BIS under the Biden administration launched a university outreach program aimed at improving compliance at schools that face a higher risk for illegal tech transfers (see 2303100021).

“Protective policies are needed, but they're not enough. We have to strengthen our own research enterprise,” Zuber said.

She pointed to the advanced AI model recently developed by DeepSeek, a Chinese startup, which sparked questions about the effectiveness of U.S. export controls (see 2502120003, 2502030031 and 2501300067).

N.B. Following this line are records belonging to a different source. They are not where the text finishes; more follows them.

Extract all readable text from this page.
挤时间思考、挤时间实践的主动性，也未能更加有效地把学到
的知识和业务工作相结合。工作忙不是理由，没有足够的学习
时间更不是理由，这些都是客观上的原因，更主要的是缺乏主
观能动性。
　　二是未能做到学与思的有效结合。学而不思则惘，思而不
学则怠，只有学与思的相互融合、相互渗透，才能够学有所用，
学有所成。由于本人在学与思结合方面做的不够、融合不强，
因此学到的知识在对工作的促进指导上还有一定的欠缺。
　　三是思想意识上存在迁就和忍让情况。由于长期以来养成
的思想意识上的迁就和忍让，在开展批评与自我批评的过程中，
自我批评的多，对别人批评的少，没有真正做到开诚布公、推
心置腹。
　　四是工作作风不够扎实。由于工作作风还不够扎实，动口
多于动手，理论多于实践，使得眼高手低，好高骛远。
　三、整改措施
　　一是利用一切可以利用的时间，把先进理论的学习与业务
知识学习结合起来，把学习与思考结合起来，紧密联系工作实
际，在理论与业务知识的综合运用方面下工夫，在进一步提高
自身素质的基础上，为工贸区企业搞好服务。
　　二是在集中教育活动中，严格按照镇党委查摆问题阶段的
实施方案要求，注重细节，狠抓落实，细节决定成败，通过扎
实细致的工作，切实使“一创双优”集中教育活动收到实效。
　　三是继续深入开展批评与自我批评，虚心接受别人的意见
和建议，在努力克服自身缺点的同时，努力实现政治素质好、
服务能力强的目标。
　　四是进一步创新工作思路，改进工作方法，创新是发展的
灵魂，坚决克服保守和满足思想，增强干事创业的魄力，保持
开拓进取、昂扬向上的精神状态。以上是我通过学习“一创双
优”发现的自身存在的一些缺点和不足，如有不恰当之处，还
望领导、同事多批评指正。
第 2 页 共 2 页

“One need look no farther than the recent announcement by the Chinese AI firm DeepSeek to know that restrictions may buy us some time, but they will not prevent Chinese technological advancement,” she said during the hearing. “We must win this race by running faster, not just by trying to trip up the competition.”

John Sargent, a former science and technology policy specialist with the Congressional Research Service, took a more critical stance against American universities, saying they’re not doing enough to stop China from being involved in advanced technology research, especially for research funded by the U.S. government. He said the U.S. should “start with the rebuttable presumption” that any federally funded science and technology cooperation with China is “not in the national interest of the United States.”

The U.S. government too often meets “resistance from the academic community, which in large measure would prefer to go about its business with no restrictions,” Sargent said. “We need a sea change in the way researchers understand their obligations to the country. They need to bring an attitude toward making this work for America,” and treat it not just as an “exercise to be met with minimal compliance.”